Os físicos descobriram como acelerar a próxima geração de comunicação quântica. A coisa principal

Os computadores quânticos e os dispositivos de comunicação funcionam codificando informações em unidades individuais ou

fótons emaranhados.Isso ajuda a transferir e gerenciar dados com segurança de forma exponencialmente mais rápida do que é possível com a eletrônica convencional. Para melhorar a tecnologia, os funcionários do Stevens Institute of Technology desenvolveram a codificação de muito mais informações em um único fóton. Isso abrirá caminho para ferramentas de comunicação quântica mais rápidas e poderosas.

O que são qubits e qudits?

Normalmente, os sistemas de comunicação quântica "gravam"informações sobre o momento angular da rotação do fóton. Nesse caso, eles realizam uma rotação circular para a direita ou para a esquerda ou formam uma superposição quântica de dois fótons - um qubit bidimensional.

Também é possível codificar informaçõessobre o momento angular orbital do fóton - o caminho em "saca-rolhas" que a luz segue, girando e avançando à medida que cada fóton gira em torno do centro do feixe. A combinação de spin e momento angular resulta na formação de um qudit multidimensional e na capacidade de codificar e propagar qualquer faixa de valores teoricamente infinita com um único fóton.

Qubits e qudits são usados ​​paradisseminação de informações armazenadas em fótons de um ponto a outro. A principal diferença é que os qudits podem transmitir muito mais informações na mesma distância do que os qubits, fornecendo a base para a próxima geração de comunicações quânticas.

Kudit movimento a pedido

Como parte de um novo estudo de física liderado porcom Stefan Strauf, chefe do Laboratório de Nanofotônica da Universidade Stevens, mostrou como criar e controlar qudits voadores individuais, ou fótons “contorcidos”, sob demanda. Este avanço expandirá enormemente as capacidades das ferramentas de comunicação quântica.

Fótons. Foto: commons.wikimedia.org

A peculiaridade do experimento é que o spine o momento angular orbital são propriedades independentes de um fóton. O novo dispositivo é o primeiro que consegue controlar os dois ao mesmo tempo, utilizando comunicação controlada entre eles.

Tudo isso pode ser feito usando fótons únicos em vez de feixes de luz clássicos: um requisito básico para qualquer aplicação de comunicação quântica.

O que vai dar?

De acordo com os físicos, a codificaçãoa informação no momento angular orbital aumenta radicalmente seu volume para transmissão. O uso de fótons tortuosos aumentará o rendimento das ferramentas de comunicação quântica, permitindo-lhes transmitir dados muito mais rapidamente.

Como os fótons "curvos" foram criados?

Para criar fótons "torcidos", os cientistasusaram um filme de disseleneto de tungstênio com a espessura de um átomo, um novo material semicondutor, para criar um emissor quântico capaz de emitir fótons únicos.

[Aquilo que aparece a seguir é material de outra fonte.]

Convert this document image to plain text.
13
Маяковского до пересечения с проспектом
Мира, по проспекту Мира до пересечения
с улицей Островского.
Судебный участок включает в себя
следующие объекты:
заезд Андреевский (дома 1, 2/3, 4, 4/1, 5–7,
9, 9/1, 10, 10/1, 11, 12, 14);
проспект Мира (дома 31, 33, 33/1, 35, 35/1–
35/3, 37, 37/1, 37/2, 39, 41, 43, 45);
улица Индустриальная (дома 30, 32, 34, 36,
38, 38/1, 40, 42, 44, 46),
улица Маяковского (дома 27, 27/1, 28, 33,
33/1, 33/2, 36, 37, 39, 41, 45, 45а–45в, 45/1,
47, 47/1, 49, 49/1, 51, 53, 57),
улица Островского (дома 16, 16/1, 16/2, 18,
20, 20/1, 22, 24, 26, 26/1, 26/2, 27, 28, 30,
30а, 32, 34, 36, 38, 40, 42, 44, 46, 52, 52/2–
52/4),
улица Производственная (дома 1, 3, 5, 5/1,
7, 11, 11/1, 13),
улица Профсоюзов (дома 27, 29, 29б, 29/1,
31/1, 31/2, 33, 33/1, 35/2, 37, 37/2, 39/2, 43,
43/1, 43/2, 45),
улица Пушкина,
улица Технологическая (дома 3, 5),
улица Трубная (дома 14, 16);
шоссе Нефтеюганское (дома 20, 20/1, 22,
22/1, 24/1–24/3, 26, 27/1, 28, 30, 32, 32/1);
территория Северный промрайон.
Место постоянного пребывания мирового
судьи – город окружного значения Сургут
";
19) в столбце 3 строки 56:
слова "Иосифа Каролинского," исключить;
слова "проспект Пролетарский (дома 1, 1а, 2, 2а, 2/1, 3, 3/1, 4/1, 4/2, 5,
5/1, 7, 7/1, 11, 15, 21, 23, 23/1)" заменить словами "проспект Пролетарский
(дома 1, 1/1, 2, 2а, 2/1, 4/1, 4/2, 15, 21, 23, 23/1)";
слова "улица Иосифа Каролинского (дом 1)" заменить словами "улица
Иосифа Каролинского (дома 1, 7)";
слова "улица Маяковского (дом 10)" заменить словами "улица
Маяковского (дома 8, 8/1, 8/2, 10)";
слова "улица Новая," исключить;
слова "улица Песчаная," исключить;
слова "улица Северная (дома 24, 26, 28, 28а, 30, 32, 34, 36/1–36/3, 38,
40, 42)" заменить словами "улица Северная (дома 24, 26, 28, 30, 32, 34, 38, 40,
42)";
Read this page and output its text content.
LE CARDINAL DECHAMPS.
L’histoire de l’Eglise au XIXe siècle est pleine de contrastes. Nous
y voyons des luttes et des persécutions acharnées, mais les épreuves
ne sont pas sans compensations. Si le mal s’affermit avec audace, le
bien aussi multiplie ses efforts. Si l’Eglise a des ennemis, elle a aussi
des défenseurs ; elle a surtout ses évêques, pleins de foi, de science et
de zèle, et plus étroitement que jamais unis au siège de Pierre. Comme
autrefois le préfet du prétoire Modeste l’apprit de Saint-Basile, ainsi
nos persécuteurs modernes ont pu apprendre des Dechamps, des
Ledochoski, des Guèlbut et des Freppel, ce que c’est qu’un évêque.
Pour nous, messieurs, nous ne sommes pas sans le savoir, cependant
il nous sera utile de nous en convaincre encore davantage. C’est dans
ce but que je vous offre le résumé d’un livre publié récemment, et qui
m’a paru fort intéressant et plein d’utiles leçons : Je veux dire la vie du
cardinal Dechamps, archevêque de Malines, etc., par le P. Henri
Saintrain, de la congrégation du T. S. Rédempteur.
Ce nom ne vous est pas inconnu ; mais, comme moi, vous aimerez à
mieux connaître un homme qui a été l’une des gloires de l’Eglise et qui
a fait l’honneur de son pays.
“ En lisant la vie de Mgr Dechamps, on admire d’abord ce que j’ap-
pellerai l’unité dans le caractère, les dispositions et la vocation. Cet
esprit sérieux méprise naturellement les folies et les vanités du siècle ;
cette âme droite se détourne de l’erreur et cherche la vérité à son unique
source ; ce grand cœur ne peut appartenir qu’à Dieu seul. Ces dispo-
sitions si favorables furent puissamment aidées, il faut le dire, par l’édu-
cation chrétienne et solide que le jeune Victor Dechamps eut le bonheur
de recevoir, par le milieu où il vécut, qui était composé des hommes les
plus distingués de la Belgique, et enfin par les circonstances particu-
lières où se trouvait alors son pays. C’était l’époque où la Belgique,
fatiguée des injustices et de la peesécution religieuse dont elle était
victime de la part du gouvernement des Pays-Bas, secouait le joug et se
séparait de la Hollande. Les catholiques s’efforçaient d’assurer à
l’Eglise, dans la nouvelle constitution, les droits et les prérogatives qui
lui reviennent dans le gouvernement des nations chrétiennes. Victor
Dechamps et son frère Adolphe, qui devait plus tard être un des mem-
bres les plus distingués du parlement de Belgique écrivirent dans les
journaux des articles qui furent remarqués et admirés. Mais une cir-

Eles então conectaram um emissor quânticocom um espaço reflexivo interno em forma de donut - um ressonador de anel. O ajuste fino da localização do emissor e do ressonador da engrenagem foi usado para forçar a rotação do fóton e seu momento angular orbital a interagir para criar fótons "espinhosos" individuais sob demanda.

A chave para ativar esse recurso de bloqueio éO pulso de rotação é o padrão irregular do ressonador de anel. Quando cuidadosamente projetado, ele cria um feixe de luz sinuoso e rodopiante que o dispositivo emite na velocidade da luz.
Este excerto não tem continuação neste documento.